So, came in today, and fire alarms are going off, people are planning evacuations, ‘VMware is down’ I hear someone mutter as a enter the room.
Sure enough, last night at some point one of my ESXi 4.1 boxes lost it’s mind and disconnected from vSphere. Several hours later I got it back and here is what I learned:
I logged into vCenter and one of the boxes was connected, the other was not. I tried to reconnect it from vCenter, and that failed. So began the process ever system admin goes though when stuff is broke, we go to our hierarchy of problems, I think most of us have this stored in our brains.
- Can I ping it? Yes
- Can I ssh to it? Yes
- Can I log into it vSphere Client?

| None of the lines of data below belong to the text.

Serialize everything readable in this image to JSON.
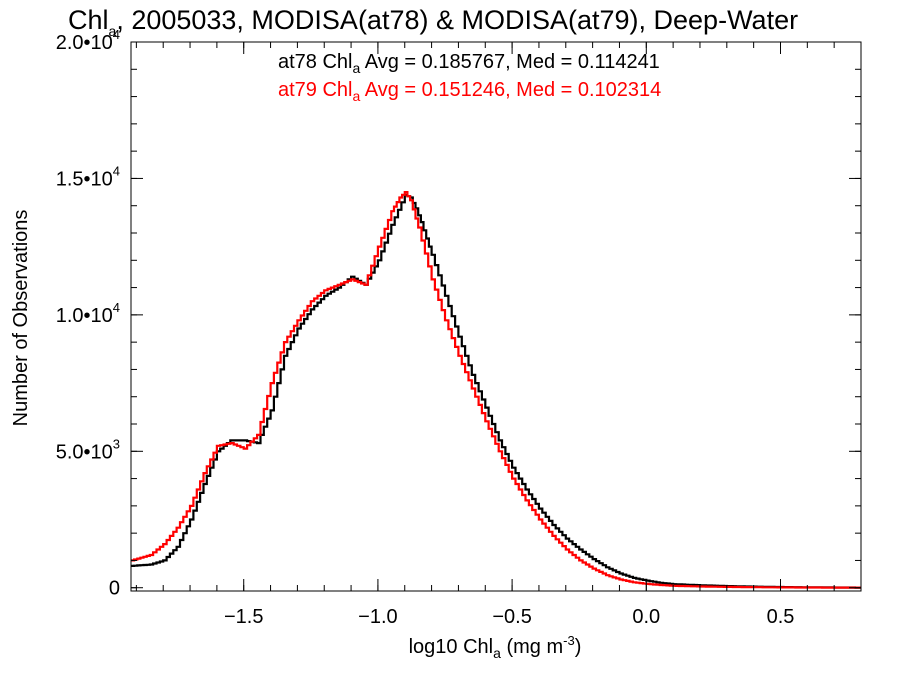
{
  "chart_data": {
    "type": "line",
    "title": {
      "prefix": "Chl",
      "sub": "a",
      "rest": ", 2005033, MODISA(at78) & MODISA(at79), Deep-Water"
    },
    "xlabel": {
      "prefix": "log10 Chl",
      "sub": "a",
      "mid": " (mg m",
      "sup": "-3",
      "end": ")"
    },
    "ylabel": "Number of Observations",
    "xlim": [
      -1.92,
      0.8
    ],
    "ylim": [
      -120,
      20000
    ],
    "x_ticks": [
      {
        "value": -1.5,
        "label": "−1.5"
      },
      {
        "value": -1.0,
        "label": "−1.0"
      },
      {
        "value": -0.5,
        "label": "−0.5"
      },
      {
        "value": 0.0,
        "label": "0.0"
      },
      {
        "value": 0.5,
        "label": "0.5"
      }
    ],
    "y_ticks": [
      {
        "value": 0,
        "mant": "0",
        "exp": ""
      },
      {
        "value": 5000,
        "mant": "5.0•10",
        "exp": "3"
      },
      {
        "value": 10000,
        "mant": "1.0•10",
        "exp": "4"
      },
      {
        "value": 15000,
        "mant": "1.5•10",
        "exp": "4"
      },
      {
        "value": 20000,
        "mant": "2.0•10",
        "exp": "4"
      }
    ],
    "x_minor_step": 0.1,
    "y_minor_step": 1000,
    "grid": false,
    "stats": [
      {
        "name": "at78",
        "pre": "at78 Chl",
        "sub": "a",
        "post": " Avg = 0.185767, Med = 0.114241",
        "color": "#000000"
      },
      {
        "name": "at79",
        "pre": "at79 Chl",
        "sub": "a",
        "post": " Avg = 0.151246, Med = 0.102314",
        "color": "#ff0000"
      }
    ],
    "series": [
      {
        "name": "at78",
        "color": "#000000",
        "x": [
          -1.92,
          -1.85,
          -1.8,
          -1.75,
          -1.7,
          -1.65,
          -1.6,
          -1.55,
          -1.5,
          -1.45,
          -1.4,
          -1.35,
          -1.3,
          -1.25,
          -1.2,
          -1.15,
          -1.1,
          -1.05,
          -1.0,
          -0.95,
          -0.9,
          -0.88,
          -0.86,
          -0.84,
          -0.8,
          -0.75,
          -0.7,
          -0.65,
          -0.6,
          -0.55,
          -0.5,
          -0.45,
          -0.4,
          -0.35,
          -0.3,
          -0.25,
          -0.2,
          -0.15,
          -0.1,
          -0.05,
          0.0,
          0.05,
          0.1,
          0.2,
          0.3,
          0.4,
          0.5,
          0.6,
          0.7,
          0.8
        ],
        "y": [
          800,
          850,
          1000,
          1500,
          2500,
          3800,
          5000,
          5400,
          5400,
          5300,
          6500,
          8500,
          9500,
          10200,
          10700,
          11000,
          11400,
          11100,
          12000,
          13300,
          14400,
          14300,
          13900,
          13400,
          12200,
          10700,
          9200,
          7800,
          6600,
          5400,
          4400,
          3600,
          2900,
          2300,
          1800,
          1400,
          1050,
          750,
          520,
          360,
          260,
          180,
          130,
          90,
          60,
          40,
          25,
          15,
          10,
          5
        ]
      },
      {
        "name": "at79",
        "color": "#ff0000",
        "x": [
          -1.92,
          -1.85,
          -1.8,
          -1.75,
          -1.7,
          -1.65,
          -1.6,
          -1.55,
          -1.5,
          -1.45,
          -1.4,
          -1.35,
          -1.3,
          -1.25,
          -1.2,
          -1.15,
          -1.1,
          -1.05,
          -1.0,
          -0.95,
          -0.92,
          -0.9,
          -0.88,
          -0.85,
          -0.8,
          -0.75,
          -0.7,
          -0.65,
          -0.6,
          -0.55,
          -0.5,
          -0.45,
          -0.4,
          -0.35,
          -0.3,
          -0.25,
          -0.2,
          -0.15,
          -0.1,
          -0.05,
          0.0,
          0.05,
          0.1,
          0.2,
          0.3,
          0.4,
          0.5,
          0.6,
          0.7,
          0.8
        ],
        "y": [
          1000,
          1200,
          1600,
          2200,
          3000,
          4200,
          5200,
          5300,
          5100,
          5600,
          7500,
          9000,
          9800,
          10500,
          10900,
          11100,
          11300,
          11100,
          12500,
          13800,
          14300,
          14500,
          14200,
          13200,
          11300,
          9800,
          8500,
          7300,
          6100,
          5000,
          4000,
          3200,
          2500,
          1900,
          1400,
          1000,
          700,
          460,
          300,
          200,
          140,
          100,
          70,
          45,
          30,
          20,
          12,
          8,
          5,
          3
        ]
      }
    ]
  }
}
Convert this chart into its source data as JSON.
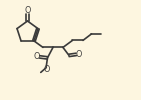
{
  "bg_color": "#fdf6e0",
  "line_color": "#3a3a3a",
  "lw": 1.2,
  "figsize": [
    1.41,
    1.0
  ],
  "dpi": 100,
  "xlim": [
    0,
    14
  ],
  "ylim": [
    0,
    10
  ]
}
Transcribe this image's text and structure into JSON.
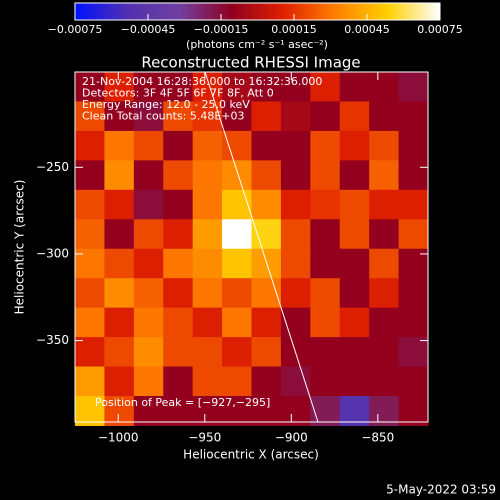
{
  "chart_data": {
    "type": "heatmap",
    "title": "Reconstructed RHESSI Image",
    "xlabel": "Heliocentric X (arcsec)",
    "ylabel": "Heliocentric Y (arcsec)",
    "colorbar_label": "(photons cm⁻² s⁻¹ asec⁻²)",
    "annotations": [
      "21-Nov-2004 16:28:36.000 to 16:32:36.000",
      "Detectors: 3F 4F 5F 6F 7F 8F, Att 0",
      "Energy Range: 12.0 - 25.0 keV",
      "Clean     Total counts: 5.48E+03"
    ],
    "peak_label": "Position of Peak = [−927,−295]",
    "footer": "5-May-2022 03:59",
    "colormap": [
      "#0010ff",
      "#5030b0",
      "#7040a0",
      "#900020",
      "#e02000",
      "#ff8000",
      "#ffd000",
      "#ffffff"
    ],
    "clim": [
      -0.00075,
      0.00075
    ],
    "cticks": [
      {
        "value": -0.00075,
        "label": "−0.00075"
      },
      {
        "value": -0.00045,
        "label": "−0.00045"
      },
      {
        "value": -0.00015,
        "label": "−0.00015"
      },
      0.00015,
      0.00045,
      0.00075
    ],
    "xlim": [
      -1025,
      -821
    ],
    "ylim": [
      -397,
      -195
    ],
    "xticks": [
      {
        "value": -1000,
        "label": "−1000"
      },
      {
        "value": -950,
        "label": "−950"
      },
      {
        "value": -900,
        "label": "−900"
      },
      {
        "value": -850,
        "label": "−850"
      }
    ],
    "yticks": [
      {
        "value": -250,
        "label": "−250"
      },
      {
        "value": -300,
        "label": "−300"
      },
      {
        "value": -350,
        "label": "−350"
      }
    ],
    "x": [
      -1016.5,
      -999.5,
      -982.5,
      -965.5,
      -948.5,
      -931.5,
      -914.5,
      -897.5,
      -880.5,
      -863.5,
      -846.5,
      -829.5
    ],
    "y": [
      -203.5,
      -220.5,
      -237.5,
      -254.5,
      -271.5,
      -288.5,
      -305.5,
      -322.5,
      -339.5,
      -356.5,
      -373.5,
      -390.5
    ],
    "values": [
      [
        -0.0001,
        0.0001,
        -0.0001,
        -0.0001,
        0.0001,
        -5e-05,
        -0.0001,
        -0.0001,
        0.0001,
        -0.0001,
        -0.0001,
        -0.00015
      ],
      [
        0.0002,
        -0.0001,
        -0.00015,
        0.0002,
        0.00015,
        -0.0001,
        0.0001,
        -5e-05,
        -0.0001,
        0.00015,
        -0.0001,
        -0.0001
      ],
      [
        0.0001,
        0.0003,
        0.0002,
        -0.0001,
        0.00025,
        0.0002,
        -0.0001,
        -0.0001,
        0.0002,
        0.0001,
        0.0002,
        -0.0001
      ],
      [
        -0.0001,
        0.00035,
        -0.0001,
        0.0002,
        0.0003,
        0.00035,
        0.0002,
        -0.0001,
        0.0002,
        -0.0001,
        0.00025,
        -0.0001
      ],
      [
        0.0002,
        0.0001,
        -0.00015,
        -0.0001,
        0.0003,
        0.0005,
        0.00035,
        0.0001,
        0.00015,
        0.0002,
        0.0001,
        0.0001
      ],
      [
        0.00025,
        -0.0001,
        0.0002,
        0.0001,
        0.0004,
        0.00075,
        0.00055,
        0.0002,
        -0.0001,
        0.0002,
        -0.0001,
        0.0002
      ],
      [
        0.0003,
        0.0002,
        0.0001,
        0.0003,
        0.00035,
        0.0005,
        0.0004,
        0.0002,
        -0.0001,
        -0.0001,
        0.0002,
        -0.0001
      ],
      [
        0.0002,
        0.00035,
        0.00025,
        0.0001,
        0.0003,
        0.0002,
        0.0003,
        0.0001,
        0.0002,
        -0.0001,
        0.0001,
        -0.0001
      ],
      [
        0.0003,
        0.0001,
        0.0003,
        0.0002,
        0.0001,
        0.0003,
        0.0001,
        -0.0001,
        0.0002,
        0.0001,
        -0.0001,
        -0.0001
      ],
      [
        0.0001,
        0.0002,
        0.00035,
        0.0002,
        0.0002,
        0.0001,
        0.0002,
        -0.0001,
        -0.0001,
        -0.0001,
        -0.0001,
        -0.00015
      ],
      [
        0.0004,
        0.0001,
        0.0003,
        -0.0001,
        0.0002,
        0.0002,
        -0.0001,
        -0.00015,
        -0.0001,
        -0.0001,
        -0.0001,
        -0.0001
      ],
      [
        0.0005,
        0.0002,
        -0.0001,
        -0.0001,
        -0.0001,
        -0.0001,
        -0.0001,
        -0.0001,
        -0.0002,
        -0.0005,
        -0.0002,
        -0.0001
      ]
    ]
  }
}
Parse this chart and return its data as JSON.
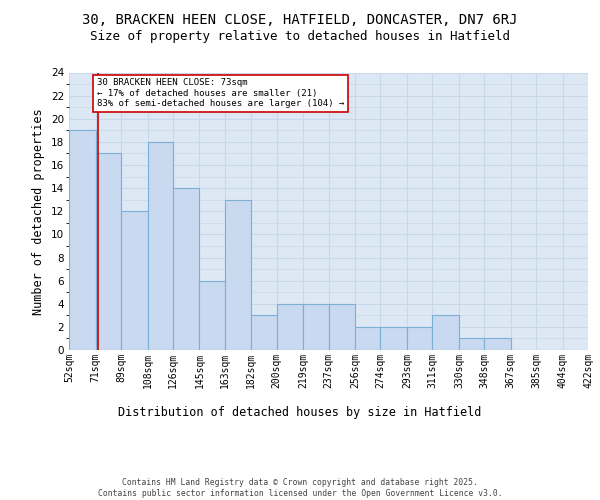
{
  "title_line1": "30, BRACKEN HEEN CLOSE, HATFIELD, DONCASTER, DN7 6RJ",
  "title_line2": "Size of property relative to detached houses in Hatfield",
  "xlabel": "Distribution of detached houses by size in Hatfield",
  "ylabel": "Number of detached properties",
  "bar_edges": [
    52,
    71,
    89,
    108,
    126,
    145,
    163,
    182,
    200,
    219,
    237,
    256,
    274,
    293,
    311,
    330,
    348,
    367,
    385,
    404,
    422
  ],
  "bar_heights": [
    19,
    17,
    12,
    18,
    14,
    6,
    13,
    3,
    4,
    4,
    4,
    2,
    2,
    2,
    3,
    1,
    1,
    0,
    0,
    0
  ],
  "bar_color": "#c9d9f0",
  "bar_edge_color": "#7bafd4",
  "vline_x": 73,
  "vline_color": "#cc0000",
  "annotation_text": "30 BRACKEN HEEN CLOSE: 73sqm\n← 17% of detached houses are smaller (21)\n83% of semi-detached houses are larger (104) →",
  "annotation_box_edgecolor": "#cc0000",
  "ylim": [
    0,
    24
  ],
  "yticks": [
    0,
    2,
    4,
    6,
    8,
    10,
    12,
    14,
    16,
    18,
    20,
    22,
    24
  ],
  "grid_color": "#c8d8e8",
  "background_color": "#dde8f5",
  "footer_text": "Contains HM Land Registry data © Crown copyright and database right 2025.\nContains public sector information licensed under the Open Government Licence v3.0.",
  "title_fontsize": 10,
  "subtitle_fontsize": 9,
  "tick_fontsize": 7,
  "label_fontsize": 8.5,
  "footer_fontsize": 5.8
}
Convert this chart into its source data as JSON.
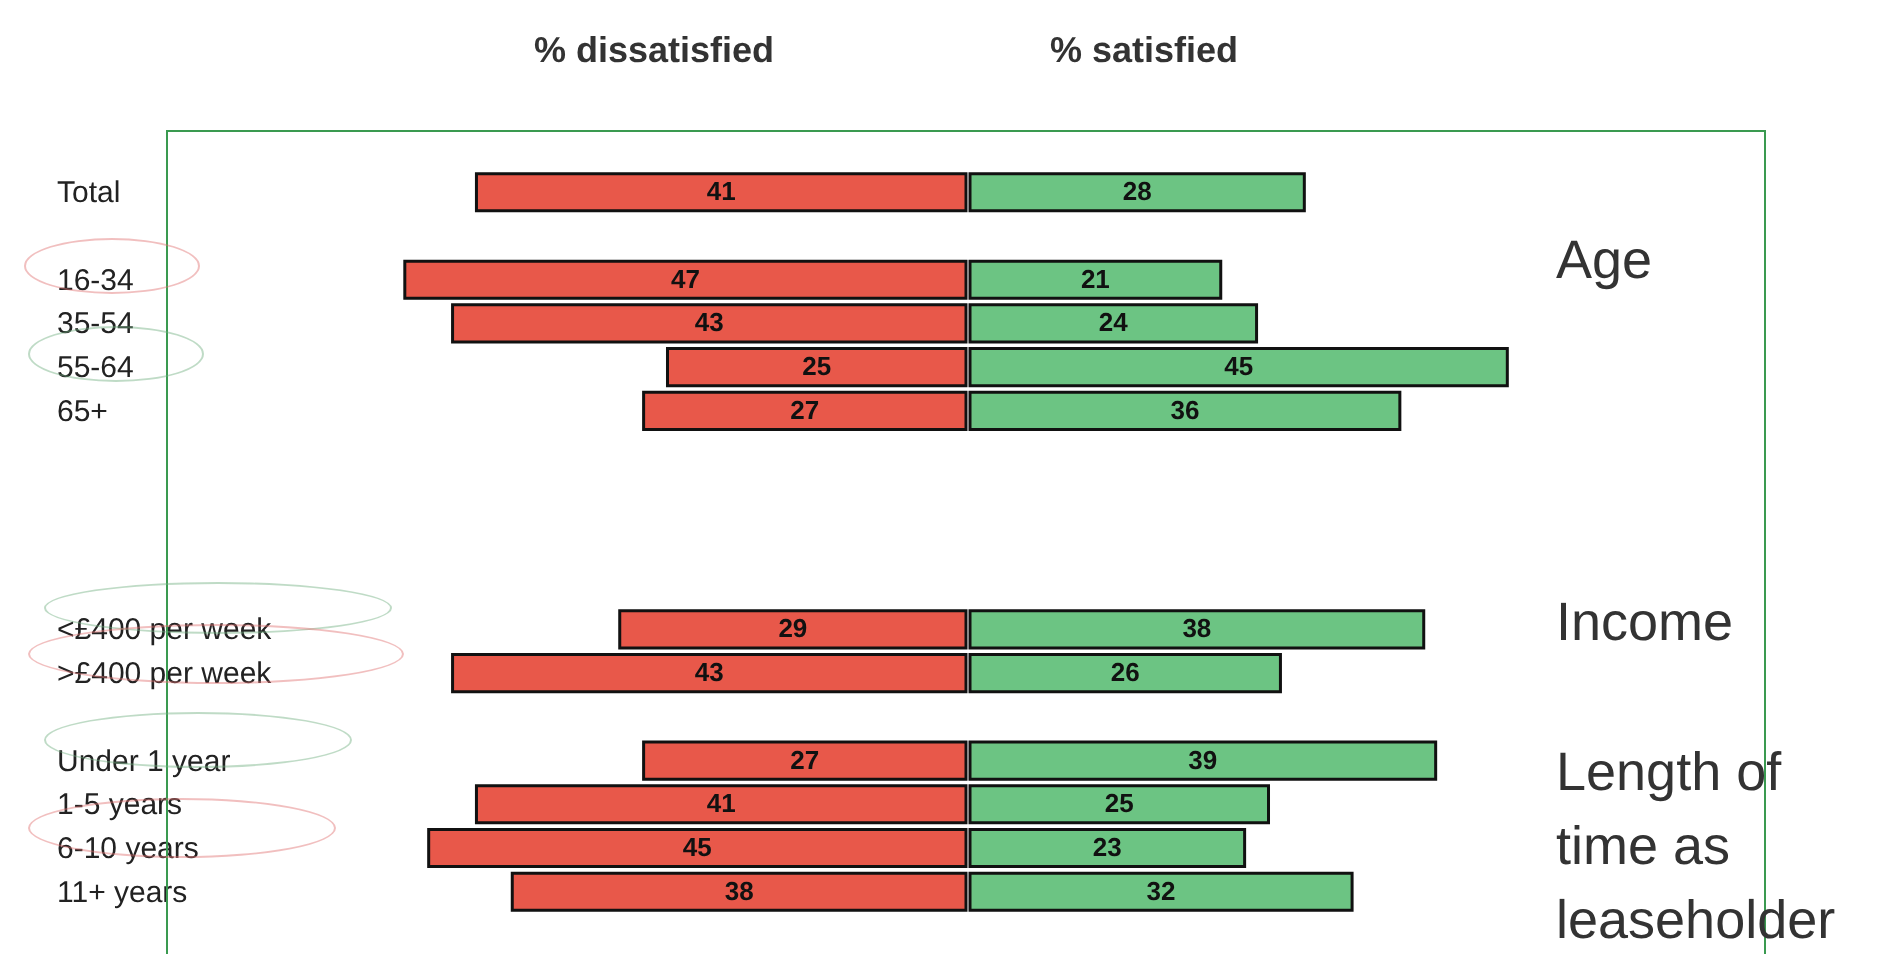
{
  "chart_data": [
    {
      "type": "bar",
      "orientation": "horizontal",
      "title": "% dissatisfied",
      "data_labels": true,
      "tick_labels": "y",
      "xlim": [
        67,
        0
      ],
      "categories": [
        "Total",
        null,
        "16-34",
        "35-54",
        "55-64",
        "65+",
        null,
        null,
        null,
        null,
        "<£400 per week",
        ">£400 per week",
        null,
        "Under 1 year",
        "1-5 years",
        "6-10 years",
        "11+ years"
      ],
      "series": [
        {
          "color": "#e8584a",
          "values": [
            41,
            null,
            47,
            43,
            25,
            27,
            null,
            null,
            null,
            null,
            29,
            43,
            null,
            27,
            41,
            45,
            38
          ]
        }
      ]
    },
    {
      "type": "bar",
      "orientation": "horizontal",
      "title": "% satisfied",
      "data_labels": true,
      "tick_labels": false,
      "xlim": [
        0,
        67
      ],
      "categories": [
        null,
        null,
        null,
        null,
        null,
        null,
        null,
        null,
        null,
        null,
        null,
        null,
        null,
        null,
        null,
        null,
        null
      ],
      "series": [
        {
          "color": "#6cc483",
          "values": [
            28,
            null,
            21,
            24,
            45,
            36,
            null,
            null,
            null,
            null,
            38,
            26,
            null,
            39,
            25,
            23,
            32
          ]
        }
      ],
      "annotations": [
        "Age",
        "Income",
        "Length of time as leaseholder"
      ]
    }
  ]
}
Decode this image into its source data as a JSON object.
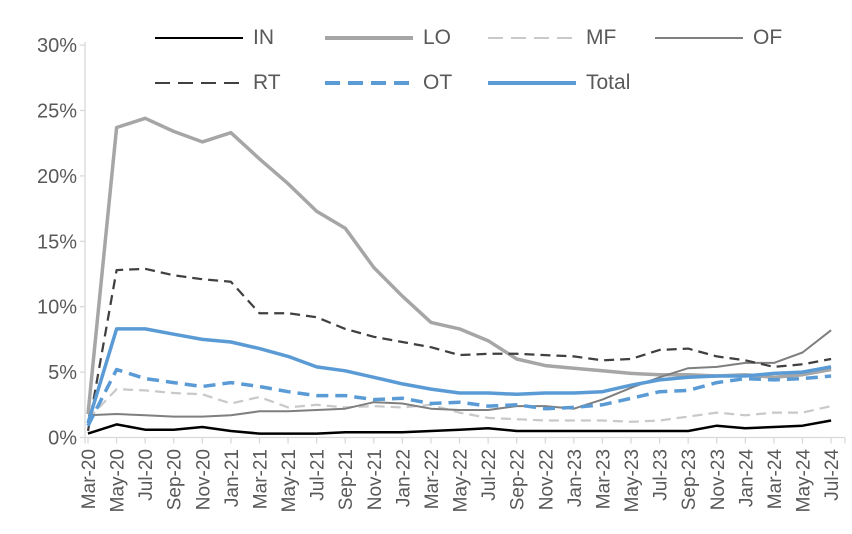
{
  "chart_data": {
    "type": "line",
    "title": "",
    "xlabel": "",
    "ylabel": "",
    "grid": "off",
    "legend_position": "top-two-rows",
    "axis_label_color": "#595959",
    "axis_line_color": "#D9D9D9",
    "y_axis": {
      "min": 0,
      "max": 30,
      "step": 5,
      "unit": "%",
      "tick_labels": [
        "0%",
        "5%",
        "10%",
        "15%",
        "20%",
        "25%",
        "30%"
      ]
    },
    "categories": [
      "Mar-20",
      "May-20",
      "Jul-20",
      "Sep-20",
      "Nov-20",
      "Jan-21",
      "Mar-21",
      "May-21",
      "Jul-21",
      "Sep-21",
      "Nov-21",
      "Jan-22",
      "Mar-22",
      "May-22",
      "Jul-22",
      "Sep-22",
      "Nov-22",
      "Jan-23",
      "Mar-23",
      "May-23",
      "Jul-23",
      "Sep-23",
      "Nov-23",
      "Jan-24",
      "Mar-24",
      "May-24",
      "Jul-24"
    ],
    "series": [
      {
        "name": "IN",
        "color": "#000000",
        "style": "solid",
        "width": 2.5,
        "values": [
          0.3,
          1.0,
          0.6,
          0.6,
          0.8,
          0.5,
          0.3,
          0.3,
          0.3,
          0.4,
          0.4,
          0.4,
          0.5,
          0.6,
          0.7,
          0.5,
          0.5,
          0.5,
          0.5,
          0.5,
          0.5,
          0.5,
          0.9,
          0.7,
          0.8,
          0.9,
          1.3
        ]
      },
      {
        "name": "LO",
        "color": "#A6A6A6",
        "style": "solid",
        "width": 3.5,
        "values": [
          1.8,
          23.7,
          24.4,
          23.4,
          22.6,
          23.3,
          21.3,
          19.4,
          17.3,
          16.0,
          13.0,
          10.8,
          8.8,
          8.3,
          7.4,
          6.0,
          5.5,
          5.3,
          5.1,
          4.9,
          4.8,
          4.8,
          4.7,
          4.8,
          4.6,
          4.8,
          5.2
        ]
      },
      {
        "name": "MF",
        "color": "#C9C9C9",
        "style": "dashed",
        "width": 2.25,
        "values": [
          1.4,
          3.7,
          3.6,
          3.4,
          3.3,
          2.6,
          3.1,
          2.3,
          2.5,
          2.3,
          2.4,
          2.3,
          2.5,
          1.9,
          1.5,
          1.4,
          1.3,
          1.3,
          1.3,
          1.2,
          1.3,
          1.6,
          1.9,
          1.7,
          1.9,
          1.9,
          2.4
        ]
      },
      {
        "name": "OF",
        "color": "#7F7F7F",
        "style": "solid",
        "width": 2,
        "values": [
          1.7,
          1.8,
          1.7,
          1.6,
          1.6,
          1.7,
          2.0,
          2.0,
          2.1,
          2.2,
          2.7,
          2.6,
          2.2,
          2.1,
          2.1,
          2.4,
          2.4,
          2.2,
          2.9,
          3.8,
          4.6,
          5.3,
          5.4,
          5.7,
          5.7,
          6.5,
          8.2
        ]
      },
      {
        "name": "RT",
        "color": "#404040",
        "style": "dashed",
        "width": 2.25,
        "values": [
          0.5,
          12.8,
          12.9,
          12.4,
          12.1,
          11.9,
          9.5,
          9.5,
          9.2,
          8.3,
          7.7,
          7.3,
          6.9,
          6.3,
          6.4,
          6.4,
          6.3,
          6.2,
          5.9,
          6.0,
          6.7,
          6.8,
          6.2,
          5.9,
          5.4,
          5.6,
          6.0
        ]
      },
      {
        "name": "OT",
        "color": "#5B9BD5",
        "style": "dashed",
        "width": 3.5,
        "values": [
          0.9,
          5.2,
          4.5,
          4.2,
          3.9,
          4.2,
          3.9,
          3.5,
          3.2,
          3.2,
          2.9,
          3.0,
          2.6,
          2.7,
          2.4,
          2.5,
          2.2,
          2.3,
          2.5,
          3.0,
          3.5,
          3.6,
          4.2,
          4.5,
          4.4,
          4.5,
          4.7
        ]
      },
      {
        "name": "Total",
        "color": "#5B9BD5",
        "style": "solid",
        "width": 3.5,
        "values": [
          1.1,
          8.3,
          8.3,
          7.9,
          7.5,
          7.3,
          6.8,
          6.2,
          5.4,
          5.1,
          4.6,
          4.1,
          3.7,
          3.4,
          3.4,
          3.3,
          3.4,
          3.4,
          3.5,
          4.0,
          4.4,
          4.6,
          4.7,
          4.7,
          4.9,
          5.0,
          5.4
        ]
      }
    ],
    "legend_rows": [
      [
        0,
        1,
        2,
        3
      ],
      [
        4,
        5,
        6
      ]
    ]
  }
}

No Hum…
- Are servers on that box still running? Unknown (I couldn’t get this work from the cli: vim-cmd vmsvc/getallvms )
- Can I ping servers that where on that box running? No
So off to Google I went and I’ll leave links below for the pages that help me get to the solution.
First Error Message: Call “Datacenter.QueryConnectionInfo” for object “<DataCenter name>” on vCenter Server “<vCenter name>” failed.
Ok, so at this point we can probably assume the box is jacked up really good. But, we don’t know if the VMs are running, rebooting the box would be rude for the guest.
We could try restarting the management agents > /sbin/services.sh restart
Ok, still can’t connect, someone else mentions starting > /etc/opt/init.d/vmware-vpxa restart
Still no dice, getting frustrated didn’t work and says something about like “Failed to login” when I run vim-cmd vmsvc/getallvms or any other commands
Finally came across some things to test:
ls -l /etc/vmware/hostd/proxy.xml if this returns 0 for the file size, that’s your problem. Replace this file from another ESX server and you should be good.